Irrespective of how appellant may characterize Griffin’s “back and forth” answers,
they and the record evince a typical example of vacillation by a venire member. And,
ultimately, Griffin proffered the ability to consider probation for one convicted of injuring a
child. Under those circumstances and given the deference with which we must accord
the trial court’s ruling, we cannot say that its decision fell outside the zone of reasonable
disagreement. We cannot say that it wrongly concluded that Griffin could follow the law
and consider the entire range of punishment. Accord Tabor v. State, No. 07-15-00239
CR, 2016 Tex. App. LEXIS 3262, at *6–7 (Tex. App.—Amarillo Mar. 30, 2016, no pet.)

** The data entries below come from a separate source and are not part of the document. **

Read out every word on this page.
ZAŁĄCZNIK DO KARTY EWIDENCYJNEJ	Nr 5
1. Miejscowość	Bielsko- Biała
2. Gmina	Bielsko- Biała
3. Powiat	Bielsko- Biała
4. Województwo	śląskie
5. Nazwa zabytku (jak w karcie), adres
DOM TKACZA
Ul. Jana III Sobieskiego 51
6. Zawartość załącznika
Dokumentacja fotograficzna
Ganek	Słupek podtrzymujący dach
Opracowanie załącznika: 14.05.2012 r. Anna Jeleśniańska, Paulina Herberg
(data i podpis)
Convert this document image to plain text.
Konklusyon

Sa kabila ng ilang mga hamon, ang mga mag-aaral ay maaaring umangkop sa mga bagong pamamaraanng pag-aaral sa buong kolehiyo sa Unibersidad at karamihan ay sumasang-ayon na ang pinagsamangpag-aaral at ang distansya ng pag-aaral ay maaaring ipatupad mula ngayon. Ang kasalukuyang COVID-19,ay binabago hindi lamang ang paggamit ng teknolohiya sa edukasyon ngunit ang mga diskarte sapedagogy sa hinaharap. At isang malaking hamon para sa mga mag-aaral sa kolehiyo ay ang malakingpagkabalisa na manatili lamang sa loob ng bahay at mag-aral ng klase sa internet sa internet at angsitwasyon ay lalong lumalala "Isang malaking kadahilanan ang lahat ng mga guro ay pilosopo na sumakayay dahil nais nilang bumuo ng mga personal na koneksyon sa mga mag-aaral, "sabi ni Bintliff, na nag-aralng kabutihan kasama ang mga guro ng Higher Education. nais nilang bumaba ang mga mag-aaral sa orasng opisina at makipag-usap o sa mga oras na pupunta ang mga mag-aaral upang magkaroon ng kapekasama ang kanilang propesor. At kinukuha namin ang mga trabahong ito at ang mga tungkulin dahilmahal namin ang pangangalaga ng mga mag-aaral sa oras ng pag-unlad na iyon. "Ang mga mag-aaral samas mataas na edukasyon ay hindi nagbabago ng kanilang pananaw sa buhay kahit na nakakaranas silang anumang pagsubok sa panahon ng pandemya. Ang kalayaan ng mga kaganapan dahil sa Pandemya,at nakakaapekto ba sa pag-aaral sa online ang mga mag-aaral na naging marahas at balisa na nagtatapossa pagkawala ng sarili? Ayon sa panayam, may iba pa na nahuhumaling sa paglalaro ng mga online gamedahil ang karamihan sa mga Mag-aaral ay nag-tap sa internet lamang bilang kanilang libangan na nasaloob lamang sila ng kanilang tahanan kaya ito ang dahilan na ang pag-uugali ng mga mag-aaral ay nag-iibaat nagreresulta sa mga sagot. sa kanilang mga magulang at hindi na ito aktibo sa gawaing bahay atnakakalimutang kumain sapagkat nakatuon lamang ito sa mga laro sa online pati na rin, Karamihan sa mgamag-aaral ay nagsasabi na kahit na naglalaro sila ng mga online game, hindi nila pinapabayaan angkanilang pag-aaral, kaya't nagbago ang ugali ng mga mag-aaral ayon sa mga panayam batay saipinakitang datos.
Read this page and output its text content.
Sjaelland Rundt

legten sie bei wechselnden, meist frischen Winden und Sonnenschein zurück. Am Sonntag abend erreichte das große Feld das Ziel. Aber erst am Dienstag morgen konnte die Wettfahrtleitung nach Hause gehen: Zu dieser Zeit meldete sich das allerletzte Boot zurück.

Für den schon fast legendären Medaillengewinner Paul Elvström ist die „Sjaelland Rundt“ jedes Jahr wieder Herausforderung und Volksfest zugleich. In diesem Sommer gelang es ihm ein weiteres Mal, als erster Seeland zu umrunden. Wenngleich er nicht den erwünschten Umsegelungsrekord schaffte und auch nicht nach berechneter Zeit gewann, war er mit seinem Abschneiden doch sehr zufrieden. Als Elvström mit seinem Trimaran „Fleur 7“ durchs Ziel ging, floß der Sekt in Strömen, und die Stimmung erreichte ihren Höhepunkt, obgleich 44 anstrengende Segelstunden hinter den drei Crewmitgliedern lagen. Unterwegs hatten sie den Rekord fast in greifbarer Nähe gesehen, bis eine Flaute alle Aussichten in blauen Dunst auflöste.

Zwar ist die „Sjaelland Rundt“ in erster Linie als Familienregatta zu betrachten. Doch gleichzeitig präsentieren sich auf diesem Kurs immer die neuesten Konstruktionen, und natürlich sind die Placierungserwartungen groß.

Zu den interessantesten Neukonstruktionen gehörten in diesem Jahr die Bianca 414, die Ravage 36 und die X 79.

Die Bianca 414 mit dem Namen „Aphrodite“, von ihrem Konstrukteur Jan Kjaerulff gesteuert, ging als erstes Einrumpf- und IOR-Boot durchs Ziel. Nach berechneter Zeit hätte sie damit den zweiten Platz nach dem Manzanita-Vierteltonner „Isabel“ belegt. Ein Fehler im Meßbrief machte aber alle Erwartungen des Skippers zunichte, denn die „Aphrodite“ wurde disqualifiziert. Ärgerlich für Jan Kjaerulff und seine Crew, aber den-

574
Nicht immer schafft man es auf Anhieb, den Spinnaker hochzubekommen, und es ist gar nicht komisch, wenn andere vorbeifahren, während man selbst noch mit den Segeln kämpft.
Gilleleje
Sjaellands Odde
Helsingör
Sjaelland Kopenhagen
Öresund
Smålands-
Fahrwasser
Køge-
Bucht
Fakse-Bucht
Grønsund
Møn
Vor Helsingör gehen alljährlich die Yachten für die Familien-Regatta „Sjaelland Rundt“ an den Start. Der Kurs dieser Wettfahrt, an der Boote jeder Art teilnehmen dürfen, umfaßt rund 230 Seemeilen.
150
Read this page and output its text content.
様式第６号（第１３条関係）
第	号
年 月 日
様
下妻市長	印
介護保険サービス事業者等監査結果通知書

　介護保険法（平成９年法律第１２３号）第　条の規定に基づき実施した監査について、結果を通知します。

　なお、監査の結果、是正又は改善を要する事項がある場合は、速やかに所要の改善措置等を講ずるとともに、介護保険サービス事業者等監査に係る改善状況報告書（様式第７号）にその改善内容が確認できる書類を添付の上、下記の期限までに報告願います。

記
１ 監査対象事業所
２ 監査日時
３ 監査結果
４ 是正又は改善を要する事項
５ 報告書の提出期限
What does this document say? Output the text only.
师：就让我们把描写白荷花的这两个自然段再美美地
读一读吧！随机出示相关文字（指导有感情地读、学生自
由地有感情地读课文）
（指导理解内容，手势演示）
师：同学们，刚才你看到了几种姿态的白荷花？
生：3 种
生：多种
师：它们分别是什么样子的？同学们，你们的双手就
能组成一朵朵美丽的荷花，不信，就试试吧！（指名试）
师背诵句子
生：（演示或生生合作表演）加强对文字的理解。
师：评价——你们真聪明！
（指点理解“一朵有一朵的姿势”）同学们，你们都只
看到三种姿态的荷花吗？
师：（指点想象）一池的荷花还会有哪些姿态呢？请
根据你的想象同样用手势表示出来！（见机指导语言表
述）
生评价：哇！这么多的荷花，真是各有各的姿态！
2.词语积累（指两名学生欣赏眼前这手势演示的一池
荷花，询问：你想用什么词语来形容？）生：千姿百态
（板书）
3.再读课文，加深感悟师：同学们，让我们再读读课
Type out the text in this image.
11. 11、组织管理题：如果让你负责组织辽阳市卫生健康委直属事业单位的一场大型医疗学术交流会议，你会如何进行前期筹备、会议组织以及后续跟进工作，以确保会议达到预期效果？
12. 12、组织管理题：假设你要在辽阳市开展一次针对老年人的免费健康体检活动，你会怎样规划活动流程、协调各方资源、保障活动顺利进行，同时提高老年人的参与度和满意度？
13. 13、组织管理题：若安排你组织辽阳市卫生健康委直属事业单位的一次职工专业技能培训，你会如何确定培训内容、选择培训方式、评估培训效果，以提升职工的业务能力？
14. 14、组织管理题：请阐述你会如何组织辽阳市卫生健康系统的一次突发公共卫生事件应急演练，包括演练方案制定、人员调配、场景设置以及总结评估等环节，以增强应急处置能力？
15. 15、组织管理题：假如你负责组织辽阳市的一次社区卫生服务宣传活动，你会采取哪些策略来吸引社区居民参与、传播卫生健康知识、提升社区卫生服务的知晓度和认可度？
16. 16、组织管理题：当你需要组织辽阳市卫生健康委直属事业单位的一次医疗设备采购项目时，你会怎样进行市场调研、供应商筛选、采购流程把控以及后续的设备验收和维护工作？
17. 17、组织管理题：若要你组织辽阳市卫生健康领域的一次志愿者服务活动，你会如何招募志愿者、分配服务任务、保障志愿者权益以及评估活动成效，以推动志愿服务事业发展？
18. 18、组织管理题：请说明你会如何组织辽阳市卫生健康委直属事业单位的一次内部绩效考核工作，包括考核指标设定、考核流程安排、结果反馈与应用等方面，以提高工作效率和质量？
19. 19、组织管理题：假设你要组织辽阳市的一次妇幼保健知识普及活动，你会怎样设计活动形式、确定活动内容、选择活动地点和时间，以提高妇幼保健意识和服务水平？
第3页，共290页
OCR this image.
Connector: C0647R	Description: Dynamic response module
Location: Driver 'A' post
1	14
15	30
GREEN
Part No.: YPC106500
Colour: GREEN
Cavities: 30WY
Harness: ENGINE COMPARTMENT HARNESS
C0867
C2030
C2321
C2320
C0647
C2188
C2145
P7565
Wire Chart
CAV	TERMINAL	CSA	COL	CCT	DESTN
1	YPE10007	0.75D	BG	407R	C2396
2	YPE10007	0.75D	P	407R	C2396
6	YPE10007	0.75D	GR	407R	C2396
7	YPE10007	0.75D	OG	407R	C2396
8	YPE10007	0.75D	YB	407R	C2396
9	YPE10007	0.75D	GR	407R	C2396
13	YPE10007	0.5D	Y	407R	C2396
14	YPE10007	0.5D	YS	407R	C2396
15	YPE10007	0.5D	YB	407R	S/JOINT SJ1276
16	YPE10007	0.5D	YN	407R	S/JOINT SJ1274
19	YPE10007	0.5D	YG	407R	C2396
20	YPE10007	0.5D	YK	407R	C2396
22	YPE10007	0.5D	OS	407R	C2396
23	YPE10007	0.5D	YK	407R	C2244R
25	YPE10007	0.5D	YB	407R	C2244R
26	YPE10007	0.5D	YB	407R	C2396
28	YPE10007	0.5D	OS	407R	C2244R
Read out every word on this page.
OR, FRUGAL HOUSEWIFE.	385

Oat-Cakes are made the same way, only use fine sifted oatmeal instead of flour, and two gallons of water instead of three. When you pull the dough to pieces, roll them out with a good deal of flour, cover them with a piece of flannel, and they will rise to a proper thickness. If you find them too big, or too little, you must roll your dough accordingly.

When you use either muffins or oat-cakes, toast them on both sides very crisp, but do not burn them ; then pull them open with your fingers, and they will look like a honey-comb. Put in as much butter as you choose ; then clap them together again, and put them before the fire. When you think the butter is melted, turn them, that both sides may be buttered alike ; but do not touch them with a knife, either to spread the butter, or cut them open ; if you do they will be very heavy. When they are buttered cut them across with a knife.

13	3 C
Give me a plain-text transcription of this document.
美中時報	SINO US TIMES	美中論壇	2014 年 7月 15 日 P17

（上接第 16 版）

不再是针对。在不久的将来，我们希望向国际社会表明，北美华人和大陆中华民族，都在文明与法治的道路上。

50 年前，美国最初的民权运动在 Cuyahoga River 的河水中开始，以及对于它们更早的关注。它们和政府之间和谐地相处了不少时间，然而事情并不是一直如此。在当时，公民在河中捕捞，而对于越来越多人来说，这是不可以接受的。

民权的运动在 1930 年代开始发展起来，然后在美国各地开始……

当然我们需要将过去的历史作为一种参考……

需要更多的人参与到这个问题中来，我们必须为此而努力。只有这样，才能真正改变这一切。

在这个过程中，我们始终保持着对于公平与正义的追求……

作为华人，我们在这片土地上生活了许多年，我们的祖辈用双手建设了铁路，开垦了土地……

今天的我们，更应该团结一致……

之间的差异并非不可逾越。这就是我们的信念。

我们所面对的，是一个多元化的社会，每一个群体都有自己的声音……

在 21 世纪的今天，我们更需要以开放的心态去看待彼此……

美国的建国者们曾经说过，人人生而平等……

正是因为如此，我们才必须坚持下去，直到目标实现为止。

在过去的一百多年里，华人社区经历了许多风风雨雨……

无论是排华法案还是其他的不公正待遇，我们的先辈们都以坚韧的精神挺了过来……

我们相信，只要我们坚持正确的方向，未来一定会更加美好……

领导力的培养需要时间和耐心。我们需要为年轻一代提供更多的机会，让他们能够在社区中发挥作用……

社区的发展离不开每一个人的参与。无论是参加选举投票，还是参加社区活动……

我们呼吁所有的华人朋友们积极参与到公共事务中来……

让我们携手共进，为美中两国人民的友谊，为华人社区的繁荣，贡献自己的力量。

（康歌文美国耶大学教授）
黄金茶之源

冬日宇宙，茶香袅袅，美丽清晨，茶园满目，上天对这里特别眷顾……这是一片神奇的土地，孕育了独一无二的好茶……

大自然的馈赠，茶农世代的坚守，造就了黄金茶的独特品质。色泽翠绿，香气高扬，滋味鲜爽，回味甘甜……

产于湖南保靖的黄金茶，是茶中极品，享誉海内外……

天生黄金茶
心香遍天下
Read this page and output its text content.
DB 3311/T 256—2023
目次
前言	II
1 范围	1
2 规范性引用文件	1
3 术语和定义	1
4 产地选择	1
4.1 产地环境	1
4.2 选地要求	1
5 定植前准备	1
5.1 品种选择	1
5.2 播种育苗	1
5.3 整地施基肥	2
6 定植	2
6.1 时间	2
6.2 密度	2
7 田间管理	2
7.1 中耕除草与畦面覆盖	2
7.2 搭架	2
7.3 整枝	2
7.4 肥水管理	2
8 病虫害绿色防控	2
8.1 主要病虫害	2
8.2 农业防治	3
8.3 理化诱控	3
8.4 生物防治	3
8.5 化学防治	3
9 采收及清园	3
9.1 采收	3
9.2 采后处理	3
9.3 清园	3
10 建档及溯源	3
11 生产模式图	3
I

(mem. op., not designated for publication) (finding denial of challenge for cause was not
abuse of discretion when, at the end of individual questioning, venire member, who had
vacillated earlier, advised the trial court and counsel that he could and would follow the
law). We overrule appellant’s first issue.

Outcome: Having overruled appellant’s two issues, we affirm the trial court’s judgment.